Das brachte natürlich sofort die Frage mit sich, wie ihm das gelungen sein konnte. Cayleb mochte vielleicht nicht der belesenste Schüler sein, den seine Lehrmeister jemals erlebt hatten, doch mit grundlegender Logik konnte er sehr wohl umgehen, und er kannte sich auch in Geschichte und der Kunst der Staatsführung aus – und sein Vater hatte ihn persönlich in all die Formen des Misstrauens eingewiesen, die für ein Staatsoberhaupt nun einmal erforderlich waren. Und auch wenn sich Cayleb sehr wohl der Tatsache bewusst war, dass Zufälle sich wirklich ereignen konnten, wusste er auch, dass bestimmte ›Zufälle‹ einfach arrangiert wurden. Vor allem, wenn die Leute, die dafür zuständig waren, in einem undurchsichtigen Kampf um die höchsten nur erdenklichen Güter verwickelt waren.

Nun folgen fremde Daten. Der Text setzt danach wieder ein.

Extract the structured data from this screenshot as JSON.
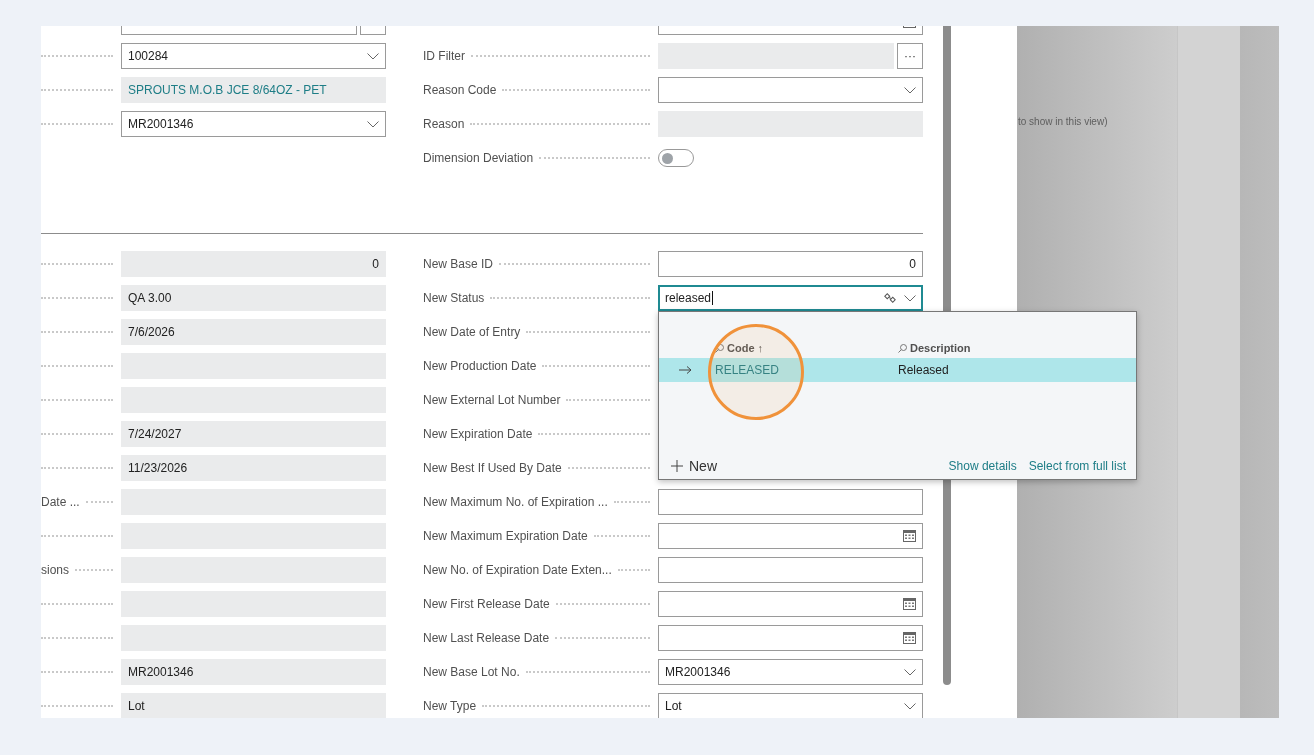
{
  "top_section": {
    "rows": [
      {
        "left": {
          "kind": "button-field"
        },
        "right": {
          "kind": "date"
        }
      },
      {
        "left": {
          "kind": "dropdown",
          "value": "100284"
        },
        "right": {
          "label": "ID Filter",
          "kind": "filter",
          "button": "···"
        }
      },
      {
        "left": {
          "kind": "readonly-link",
          "value": "SPROUTS M.O.B JCE 8/64OZ - PET"
        },
        "right": {
          "label": "Reason Code",
          "kind": "dropdown"
        }
      },
      {
        "left": {
          "kind": "dropdown",
          "value": "MR2001346"
        },
        "right": {
          "label": "Reason",
          "kind": "readonly"
        }
      },
      {
        "right": {
          "label": "Dimension Deviation",
          "kind": "toggle",
          "on": false
        }
      }
    ]
  },
  "bottom_section": {
    "rows": [
      {
        "left": {
          "kind": "readonly-number",
          "value": "0"
        },
        "right": {
          "label": "New Base ID",
          "kind": "number",
          "value": "0"
        }
      },
      {
        "left": {
          "kind": "readonly",
          "value": "QA 3.00"
        },
        "right": {
          "label": "New Status",
          "kind": "lookup",
          "value": "released",
          "focused": true
        }
      },
      {
        "left": {
          "kind": "readonly",
          "value": "7/6/2026"
        },
        "right": {
          "label": "New Date of Entry"
        }
      },
      {
        "left": {
          "kind": "readonly"
        },
        "right": {
          "label": "New Production Date"
        }
      },
      {
        "left": {
          "kind": "readonly"
        },
        "right": {
          "label": "New External Lot Number"
        }
      },
      {
        "left": {
          "kind": "readonly",
          "value": "7/24/2027"
        },
        "right": {
          "label": "New Expiration Date"
        }
      },
      {
        "left": {
          "kind": "readonly",
          "value": "11/23/2026"
        },
        "right": {
          "label": "New Best If Used By Date"
        }
      },
      {
        "left": {
          "label": "Date ...",
          "kind": "readonly"
        },
        "right": {
          "label": "New Maximum No. of Expiration ...",
          "kind": "text"
        }
      },
      {
        "left": {
          "kind": "readonly"
        },
        "right": {
          "label": "New Maximum Expiration Date",
          "kind": "date"
        }
      },
      {
        "left": {
          "label": "sions",
          "kind": "readonly"
        },
        "right": {
          "label": "New No. of Expiration Date Exten...",
          "kind": "text"
        }
      },
      {
        "left": {
          "kind": "readonly"
        },
        "right": {
          "label": "New First Release Date",
          "kind": "date"
        }
      },
      {
        "left": {
          "kind": "readonly"
        },
        "right": {
          "label": "New Last Release Date",
          "kind": "date"
        }
      },
      {
        "left": {
          "kind": "readonly",
          "value": "MR2001346"
        },
        "right": {
          "label": "New Base Lot No.",
          "kind": "dropdown",
          "value": "MR2001346"
        }
      },
      {
        "left": {
          "kind": "readonly",
          "value": "Lot"
        },
        "right": {
          "label": "New Type",
          "kind": "dropdown",
          "value": "Lot"
        }
      }
    ]
  },
  "lookup_popup": {
    "columns": [
      "Code ↑",
      "Description"
    ],
    "rows": [
      {
        "code": "RELEASED",
        "description": "Released",
        "selected": true
      }
    ],
    "new_label": "New",
    "links": [
      "Show details",
      "Select from full list"
    ]
  },
  "annotation_circle": true,
  "background_view": {
    "message": "to show in this view)"
  }
}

»Ich hoffe, Sie werden mir verzeihen, wenn ich das so unverblümt ausspreche«, sagte der Prinz, ohne das eigene Schwert zu säubern oder gar in die Scheide zurückzuschieben, »aber Sie scheinen mir gegenüber in einem gewissen Vorteil. Sie wissen, wer ich bin, aber ich habe keine Ahnung, wer Sie sind, Sir.«
»Was unter den gegebenen Umständen zweifellos verdächtig wirken muss, Euer Hoheit«, gab der Fremde zurück, lächelte und deutete eine Verbeugung an. »Man nennt mich Merlin, Prinz Cayleb, Merlin Athrawes, und der Grund dafür, dass die gegebenen Umstände verdächtig erscheinen, ist schlicht und einfach, dass sie es wahrlich sind. Ich bin kaum zufällig in dieser Gegend, und zu erklären, wie es mir gelingen konnte, hier einzutreffen, wird einige Zeit in Anspruch nehmen. Doch vorerst …« – er beugte sich vor, riss seinem letzten, jammernden Opfer ein Stück Stoff aus dem Kasack und wischte geschickt die Klinge seiner Waffe ab – »… wird man sich sowohl um diesen Burschen hier als auch Lieutenant Falkhan kümmern müssen.«
Cayleb zuckte zusammen, als ihm das Schicksal des Kommandanten seiner Leibgarde wieder ins Gedächtnis zurückgerufen wurde, und blickte schnell zum Lieutenant hinüber. Falkhan saß auf den Kiefernnadeln; mit glasigem Blick versuchte er mit beiden Händen das Blut aufzuhalten, das aus der Oberschenkelwunde quoll, und nun ging der Kronprinz zügig zu ihm hinüber. Dann hielt er inne und schaute hastig zu ›Merlin‹ hinüber, als ihm bewusst wurde, wie leicht es dem Fremden gefallen war, ihn einfach abzulenken.